Date: Thursday 12 Nov 2009
International Power is one of those companies that is a staple of the FTSE100 and yet somehow manages to be largely unknown. Yesterday's bullish statement sent the shares up sharply. Possible new projects in North Africa, Asia and the Gulf, make for strong growth prospects when world economies pick up again and power demand soars. Trading on just over nine times forecast full-year earnings while offering an attractive enough yield of about 5 per cent this year and next, we're buyers, says the Independent.
Yesterday’s first-half trading update from software developer provide Micro Focus International eradicated any lingering concerns over the strength of the underlying business. On the view that the newly acquired businesses could provide scope for additional profit upgrades and that Micro Focus’s discount to the software sector still has room to close, the shares, at 410½p, or 12 times next year’s earnings, should be bought on weakness, thinks the Times.
Last week Warren Buffett was said to have taken "a huge bet" on the US economy through his purchase of railway group Burlington Northern Santa Fe. Another company that sees solid prospects for the US economy is Balfour Beatty. Questor advised shareholders to take up their rights in September when the Parsons Brinckerhoff acquisition was unveiled. The shares are currently 10pc below the Telegraph’s adjusted tip price, but the newspaper’s stance on the shares remains buy.
If the quoted property sector has a problem, it is not in raising money but in spending it. So, five months after it secured £166 million through a rights issue, Great Portland Estates (GPE) should be commended for finding an apparent path round that impasse. In the first West End development deal struck with a bank, GPE has agreed to buy two Central London sites and restructure the debt held on them by Germany’s Eurohypo, the specialist lender. Tempus advised “buy” in May, since when the shares have gained 18 per cent. At 282½p, or a 10 per cent premium to forecast March 2010 net asset value, that remains the case, says the Times.
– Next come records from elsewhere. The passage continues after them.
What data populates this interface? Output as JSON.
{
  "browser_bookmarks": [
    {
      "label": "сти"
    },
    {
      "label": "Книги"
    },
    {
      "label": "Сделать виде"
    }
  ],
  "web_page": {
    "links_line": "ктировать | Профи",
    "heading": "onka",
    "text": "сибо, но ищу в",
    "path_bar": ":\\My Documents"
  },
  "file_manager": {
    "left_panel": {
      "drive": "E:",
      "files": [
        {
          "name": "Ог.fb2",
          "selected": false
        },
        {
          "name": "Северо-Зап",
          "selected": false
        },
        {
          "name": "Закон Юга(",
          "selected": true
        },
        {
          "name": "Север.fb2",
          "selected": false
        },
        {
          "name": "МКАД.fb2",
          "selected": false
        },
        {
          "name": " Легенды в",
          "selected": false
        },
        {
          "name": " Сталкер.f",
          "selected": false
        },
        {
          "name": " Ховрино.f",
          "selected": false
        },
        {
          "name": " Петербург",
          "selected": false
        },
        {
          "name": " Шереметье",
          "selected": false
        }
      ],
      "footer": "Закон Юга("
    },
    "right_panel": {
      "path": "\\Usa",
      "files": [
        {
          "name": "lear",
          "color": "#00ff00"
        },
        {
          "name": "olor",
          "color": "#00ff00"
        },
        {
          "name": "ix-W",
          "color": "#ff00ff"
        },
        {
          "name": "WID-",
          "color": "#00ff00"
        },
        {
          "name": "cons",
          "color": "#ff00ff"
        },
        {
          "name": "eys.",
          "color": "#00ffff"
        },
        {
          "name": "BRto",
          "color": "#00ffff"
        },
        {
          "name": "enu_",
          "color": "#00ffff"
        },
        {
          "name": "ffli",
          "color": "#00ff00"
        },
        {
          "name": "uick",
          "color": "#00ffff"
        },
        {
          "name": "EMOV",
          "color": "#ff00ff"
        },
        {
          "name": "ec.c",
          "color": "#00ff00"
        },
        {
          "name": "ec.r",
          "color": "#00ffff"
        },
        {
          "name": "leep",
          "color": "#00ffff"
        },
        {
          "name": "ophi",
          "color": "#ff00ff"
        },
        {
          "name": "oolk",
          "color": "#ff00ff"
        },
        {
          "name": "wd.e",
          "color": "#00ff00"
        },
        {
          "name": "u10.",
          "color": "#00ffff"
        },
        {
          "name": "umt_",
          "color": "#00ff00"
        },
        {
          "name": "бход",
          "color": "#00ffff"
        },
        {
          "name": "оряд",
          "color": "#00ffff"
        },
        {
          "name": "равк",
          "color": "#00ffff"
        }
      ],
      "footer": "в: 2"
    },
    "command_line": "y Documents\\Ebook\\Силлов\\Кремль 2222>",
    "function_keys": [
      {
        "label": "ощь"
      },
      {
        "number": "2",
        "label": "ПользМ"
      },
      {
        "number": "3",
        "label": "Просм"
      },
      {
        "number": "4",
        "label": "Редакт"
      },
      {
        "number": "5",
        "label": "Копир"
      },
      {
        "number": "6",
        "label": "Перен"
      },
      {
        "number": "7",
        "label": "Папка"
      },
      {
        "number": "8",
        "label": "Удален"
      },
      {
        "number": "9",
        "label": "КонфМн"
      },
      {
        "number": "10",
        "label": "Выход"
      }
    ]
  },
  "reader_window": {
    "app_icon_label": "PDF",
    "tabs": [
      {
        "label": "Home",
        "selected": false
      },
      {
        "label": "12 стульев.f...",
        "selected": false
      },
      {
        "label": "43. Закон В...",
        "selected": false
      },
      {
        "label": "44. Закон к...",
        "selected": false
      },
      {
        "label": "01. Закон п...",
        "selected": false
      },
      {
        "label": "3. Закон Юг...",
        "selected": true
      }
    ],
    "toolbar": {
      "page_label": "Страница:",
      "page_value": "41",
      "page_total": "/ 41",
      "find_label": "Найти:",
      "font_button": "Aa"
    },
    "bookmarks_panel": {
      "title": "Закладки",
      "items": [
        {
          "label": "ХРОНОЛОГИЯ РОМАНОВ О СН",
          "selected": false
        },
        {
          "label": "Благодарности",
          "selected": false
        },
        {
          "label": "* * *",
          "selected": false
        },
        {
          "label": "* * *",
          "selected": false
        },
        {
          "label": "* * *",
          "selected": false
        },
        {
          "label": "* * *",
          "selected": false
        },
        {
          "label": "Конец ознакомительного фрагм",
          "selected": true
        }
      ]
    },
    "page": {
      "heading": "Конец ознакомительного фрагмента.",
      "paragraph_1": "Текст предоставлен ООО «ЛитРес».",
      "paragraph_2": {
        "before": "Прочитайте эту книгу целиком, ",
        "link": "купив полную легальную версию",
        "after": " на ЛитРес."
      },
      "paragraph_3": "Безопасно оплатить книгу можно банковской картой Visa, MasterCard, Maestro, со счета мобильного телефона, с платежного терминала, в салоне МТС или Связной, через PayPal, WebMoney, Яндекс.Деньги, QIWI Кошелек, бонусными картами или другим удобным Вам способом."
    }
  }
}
A double whammy of low rates and low investment income for the insurance industry means low commissions for a broker like Jardine Lloyd Thompson (JLT). The group's interim management statement didn't change the guidance given at the interim stage and said there should still be progress this year. So, the world isn't fall apart, but neither is there much to get terribly excited about. For residents in the Southern US, the hurricanes staying away this year is good news. Not for JLT. Given uncertain prospects and an IMS that was hardly upbeat, the Independent says sell.
The future for John Menzies, the aviation services-to-newspaper distribution company, was looking rosy in March when its shares fell to a lowly 43p. Investors' concern over debt and the tanking aviation and media markets weighed on the price. But since then, it has staged a remarkable rally. Menzies has helped itself by keeping a tight rein on costs, paying down that debt and winning new aviation and newspaper contracts. Despite the soaring shares John Menzies still only trades on a forward 2009 price to earnings ratio of 8.6. This leaves us to believe that its recovery still has wings, despite operating in two of the more challenging sectors over the short term. Buy recommends the Independent.
It is tempting to read the 4 per cent fall in Ultra Electronics as disappointment that Douglas Caster is stepping down as CEO. But what unsettled the stock market was Ultra’s disclosure of “recent evidence of delays” in UK contract awards: an admission that tighter public finances are starting to take their toll. But it is Ultra’s exposure to “smart” defence applications, a strong balance sheet and vulnerability to takeover from a larger contractor that, at £13.09, or 13 times earnings, is cause to hold on, says the Times.